On the VM front two security improvements have been added; firstly the VM processes on the host are now chrooted to their own directory, and secondly they are run as a non-root user. We have also ensured that the 9p share inside the VM that is used by the lxd-agent is mounted in such a way that prevents non-root users in the VM from accessing the share files (as it contains a private TLS key identifying the VM that will be used when communicating with the host).

On the storage front, the directory and cephfs drivers are now finished, the btrfs driver is undergoing review and we are continuing to work on porting the other storage drivers to the new framework.

On the LXC front, works has continued on refactoring the cgroup management functionality as we work towards cgroup2 support.

Contribute to LXD

Ever wanted to contribute to LXD but not sure where to start?
We’ve recently gone through some effort to properly tag issues suitable for new contributors on Github: https://github.com/lxc/lxd/labels/Easy

You can also find a slightly longer, more detailed list here: Contributing to LXD

FOSDEM 2020 - containers devroom

We will once again be running the containers devroom at the upcoming FOSDEM conference in Brussels, Belgium. This year it’s going to be over the weekend of the 1st and 2nd of February.

The detailed call for papers can be found here: FOSDEM 2020 containers devroom: Call for papers

Upcoming events

Ongoing projects

The list below is feature or refactoring work which will span several weeks/months and can’t be tied directly to a single Github issue or pull request.

  • Virtual machine support
  • Rework of internal LXD storage handling
  • Distrobuilder virtual machine support
  • Various kernel work
  • Stable release work for LXC, LXCFS and LXD

Upstream changes

The items listed below are highlights of the work which happened upstream over the past week and which will be included in the next release.

LXD

LXC

LXCFS

  • Nothing to report this week

Distrobuilder

  • Nothing to report this week

Distribution work

This section is used to track the work done in downstream Linux distributions to ship the latest LXC, LXD and LXCFS as well as work to get various software to work properly inside containers.

Ubuntu

  • Nothing to report this week

Snap

  • Nothing to report this week

When the next version of LXD with nictype=routed will be released?

Hi, this will be in LXD 3.19, its already merged and in the edge snap if you want to try it early (although the edge has schema changes so don’t roll it out to a production system yet).

We were initially hoping to release LXD 3.19 by the end of the year, but given most of the LXD team will be off for the next two weeks and 3.19 has a LOT of changes, we figured waiting until early next year when we’re all around to handle any upgrade issues is probably a better bet.

If you have a test system you want to try things on, the edge channel is a good way to see what’s coming. Do note however that given we have done a number of database changes, you will not be able to move from edge back to stable until the day we release 3.19, so using a separate system is recommended.

This is actually what I was talking about when requesting 1.18.1.
Newer release has lots of changes and hopefully will not break older functionality.

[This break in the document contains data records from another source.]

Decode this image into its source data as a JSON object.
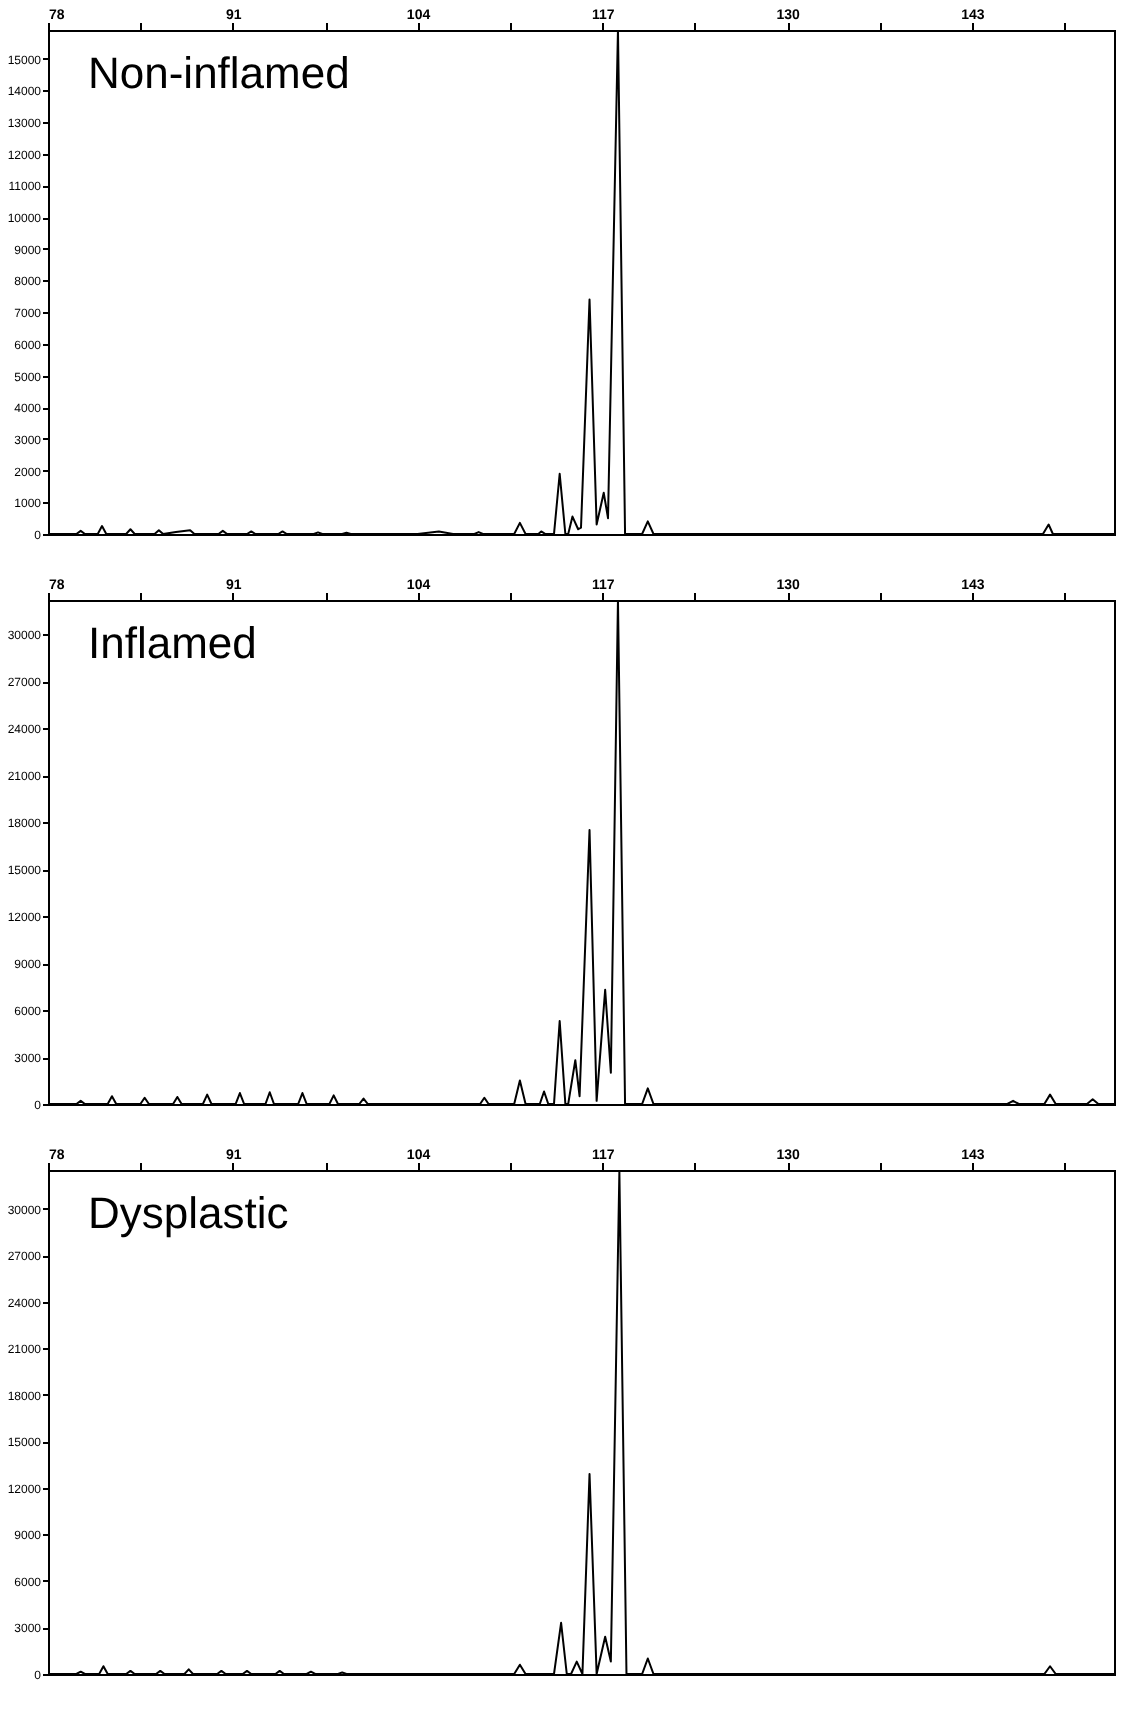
{
  "chart_data": [
    {
      "type": "line",
      "annotations": [
        "Non-inflamed"
      ],
      "xlim": [
        78,
        153
      ],
      "xticks": [
        78,
        {
          "value": 84.5,
          "label": null
        },
        91,
        {
          "value": 97.5,
          "label": null
        },
        104,
        {
          "value": 110.5,
          "label": null
        },
        117,
        {
          "value": 123.5,
          "label": null
        },
        130,
        {
          "value": 136.5,
          "label": null
        },
        143,
        {
          "value": 149.5,
          "label": null
        }
      ],
      "ylim": [
        0,
        15900
      ],
      "yticks": [
        0,
        1000,
        2000,
        3000,
        4000,
        5000,
        6000,
        7000,
        8000,
        9000,
        10000,
        11000,
        12000,
        13000,
        14000,
        15000
      ],
      "grid": false,
      "series": [
        {
          "color": "#000000",
          "x": [
            78,
            80,
            80.3,
            80.6,
            81.5,
            81.8,
            82.1,
            83.5,
            83.8,
            84.1,
            85.5,
            85.8,
            86.1,
            87,
            88,
            88.3,
            90,
            90.3,
            90.6,
            92,
            92.3,
            92.6,
            94.2,
            94.5,
            94.8,
            96.7,
            97,
            97.3,
            98.7,
            99,
            99.3,
            104,
            105.5,
            106.5,
            108,
            108.3,
            108.6,
            110.8,
            111.2,
            111.6,
            112.5,
            112.7,
            113,
            113.6,
            114,
            114.4,
            114.6,
            114.9,
            115.3,
            115.5,
            116.1,
            116.6,
            117.1,
            117.4,
            118.1,
            118.6,
            119.8,
            120.2,
            120.6,
            148,
            148.4,
            148.7,
            153
          ],
          "values": [
            0,
            0,
            100,
            0,
            0,
            250,
            0,
            0,
            150,
            0,
            0,
            120,
            0,
            60,
            120,
            0,
            0,
            100,
            0,
            0,
            80,
            0,
            0,
            80,
            0,
            0,
            50,
            0,
            0,
            40,
            0,
            0,
            80,
            0,
            0,
            60,
            0,
            0,
            350,
            0,
            0,
            80,
            0,
            0,
            1900,
            0,
            0,
            550,
            150,
            200,
            7400,
            300,
            1300,
            500,
            15900,
            0,
            0,
            400,
            0,
            0,
            300,
            0,
            0
          ]
        }
      ]
    },
    {
      "type": "line",
      "annotations": [
        "Inflamed"
      ],
      "xlim": [
        78,
        153
      ],
      "xticks": [
        78,
        {
          "value": 84.5,
          "label": null
        },
        91,
        {
          "value": 97.5,
          "label": null
        },
        104,
        {
          "value": 110.5,
          "label": null
        },
        117,
        {
          "value": 123.5,
          "label": null
        },
        130,
        {
          "value": 136.5,
          "label": null
        },
        143,
        {
          "value": 149.5,
          "label": null
        }
      ],
      "ylim": [
        0,
        32200
      ],
      "yticks": [
        0,
        3000,
        6000,
        9000,
        12000,
        15000,
        18000,
        21000,
        24000,
        27000,
        30000
      ],
      "grid": false,
      "series": [
        {
          "color": "#000000",
          "x": [
            78,
            80,
            80.3,
            80.6,
            82.2,
            82.5,
            82.8,
            84.5,
            84.8,
            85.1,
            86.8,
            87.1,
            87.4,
            88.9,
            89.2,
            89.5,
            91.2,
            91.5,
            91.8,
            93.3,
            93.6,
            93.9,
            95.6,
            95.9,
            96.2,
            97.8,
            98.1,
            98.4,
            99.9,
            100.2,
            100.5,
            104,
            108.4,
            108.7,
            109,
            110.8,
            111.2,
            111.6,
            112.6,
            112.9,
            113.2,
            113.6,
            114,
            114.4,
            114.6,
            115.1,
            115.4,
            116.1,
            116.6,
            117.2,
            117.6,
            118.1,
            118.6,
            119.8,
            120.2,
            120.6,
            145.5,
            145.9,
            146.3,
            148.1,
            148.5,
            148.9,
            151.1,
            151.5,
            151.9,
            153
          ],
          "values": [
            0,
            0,
            200,
            0,
            0,
            500,
            0,
            0,
            400,
            0,
            0,
            450,
            0,
            0,
            600,
            0,
            0,
            700,
            0,
            0,
            750,
            0,
            0,
            700,
            0,
            0,
            550,
            0,
            0,
            350,
            0,
            0,
            0,
            400,
            0,
            0,
            1500,
            0,
            0,
            800,
            0,
            0,
            5300,
            0,
            0,
            2800,
            500,
            17500,
            200,
            7300,
            2000,
            32200,
            0,
            0,
            1000,
            0,
            0,
            200,
            0,
            0,
            600,
            0,
            0,
            300,
            0,
            0
          ]
        }
      ]
    },
    {
      "type": "line",
      "annotations": [
        "Dysplastic"
      ],
      "xlim": [
        78,
        153
      ],
      "xticks": [
        78,
        {
          "value": 84.5,
          "label": null
        },
        91,
        {
          "value": 97.5,
          "label": null
        },
        104,
        {
          "value": 110.5,
          "label": null
        },
        117,
        {
          "value": 123.5,
          "label": null
        },
        130,
        {
          "value": 136.5,
          "label": null
        },
        143,
        {
          "value": 149.5,
          "label": null
        }
      ],
      "ylim": [
        0,
        32500
      ],
      "yticks": [
        0,
        3000,
        6000,
        9000,
        12000,
        15000,
        18000,
        21000,
        24000,
        27000,
        30000
      ],
      "grid": false,
      "series": [
        {
          "color": "#000000",
          "x": [
            78,
            80,
            80.3,
            80.6,
            81.6,
            81.9,
            82.2,
            83.5,
            83.8,
            84.1,
            85.6,
            85.9,
            86.2,
            87.6,
            87.9,
            88.2,
            89.9,
            90.2,
            90.5,
            91.7,
            92,
            92.3,
            94,
            94.3,
            94.6,
            96.2,
            96.5,
            96.8,
            98.4,
            98.7,
            99,
            104,
            110.8,
            111.2,
            111.6,
            113.6,
            114.1,
            114.5,
            114.8,
            115.2,
            115.6,
            116.1,
            116.6,
            117.2,
            117.6,
            118.2,
            118.7,
            119.8,
            120.2,
            120.6,
            148.1,
            148.5,
            148.9,
            153
          ],
          "values": [
            0,
            0,
            150,
            0,
            0,
            500,
            0,
            0,
            200,
            0,
            0,
            200,
            0,
            0,
            300,
            0,
            0,
            200,
            0,
            0,
            200,
            0,
            0,
            200,
            0,
            0,
            150,
            0,
            0,
            100,
            0,
            0,
            0,
            600,
            0,
            0,
            3300,
            0,
            0,
            800,
            0,
            12900,
            0,
            2400,
            800,
            32400,
            0,
            0,
            1000,
            0,
            0,
            500,
            0,
            0
          ]
        }
      ]
    }
  ]
}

I would like to suggest LizardFS would make a useful shared storage driver. It’s like Ceph but much easier to setup for the layman. (Like me!) You can literally run LizardFS on anything, in containers, (LXD), on R-Pi, …

I’m thinking it could be good choice for small scale live migration situations.

If I had the code ability I would like to look into this myself if it were feasible but I’m a bit of a newby, only cobbled together bits of python before and not delved into GoLang. My day job is Networking and Infra so I’m not a natural coder!.

For the record, OpenNebula has the ability to use LizardFS as a datastore backend for VM’s so I think it should be possible.